Mère aimable et d’un esprit supérieur, les livres sont comme la lance d’Achille, qui seule pouvait guérir les blessures qu’elle faisait ; enseignez à votre fille l’art d’éviter l’erreur, si vous voulez qu’elle puisse résister un jour aux séductions de l’amour, ou à celles de l’hypocrisie à quarante ans. En politique, comme dans l’éducation la plus privée, une baïonnette ne peut rien contre une doctrine. Tout au plus, elle peut faire redoubler d’attention pour la saisir. Les livres se multiplient si rapidement que votre aimable fille rencontrera celui que vous redoutez, fût-ce dans l’armoire d’une auberge de campagne. Et alors, voyez comme ce prétendu mauvais livre se vengera de vos gronderies passées ; ce sera à lui à jouer le beau rôle, et à vous à avoir la laide mine d’une police attrapée. Un jour, peut-être, vous ne serez plus pour votre fille qu’une femme envieuse qui a cherché à la tromper. Quelle image affreuse pour une mère !

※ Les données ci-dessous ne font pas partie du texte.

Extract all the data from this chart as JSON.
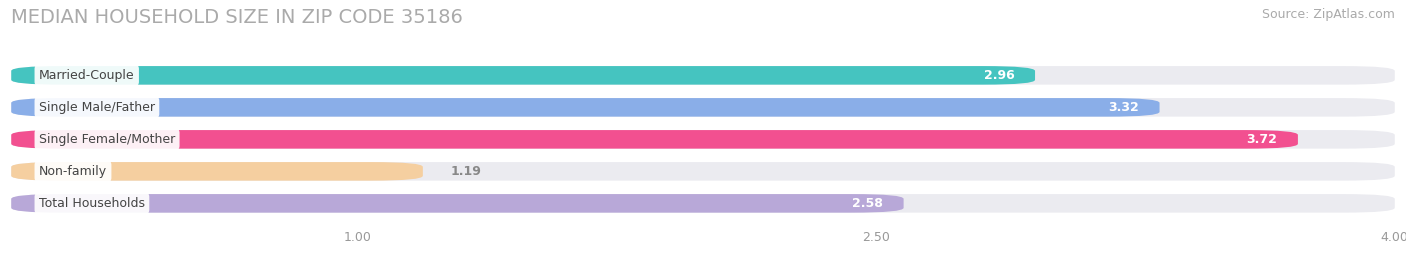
{
  "title": "MEDIAN HOUSEHOLD SIZE IN ZIP CODE 35186",
  "source": "Source: ZipAtlas.com",
  "categories": [
    "Married-Couple",
    "Single Male/Father",
    "Single Female/Mother",
    "Non-family",
    "Total Households"
  ],
  "values": [
    2.96,
    3.32,
    3.72,
    1.19,
    2.58
  ],
  "bar_colors": [
    "#45c4c0",
    "#8aaee8",
    "#f25090",
    "#f5cfa0",
    "#b8a8d8"
  ],
  "value_label_colors": [
    "white",
    "white",
    "white",
    "#888888",
    "#888888"
  ],
  "xlim_min": 0,
  "xlim_max": 4.0,
  "xticks": [
    1.0,
    2.5,
    4.0
  ],
  "background_color": "#ffffff",
  "bar_bg_color": "#ebebf0",
  "title_fontsize": 14,
  "source_fontsize": 9,
  "bar_height": 0.58,
  "bar_gap": 0.42
}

Molière a voulu rendre impossible, par le succès des Femmes savantes, l’existence de femmes dignes d’entendre et d’aimer le misanthrope Alceste ; madame Roland l’eût aimé[1]. Et un tel homme, soutenu par un

  1. Sous le nom de madame Roland, je m’indique à moi-même le nom de femmes d’un génie supérieur qui vivent encore.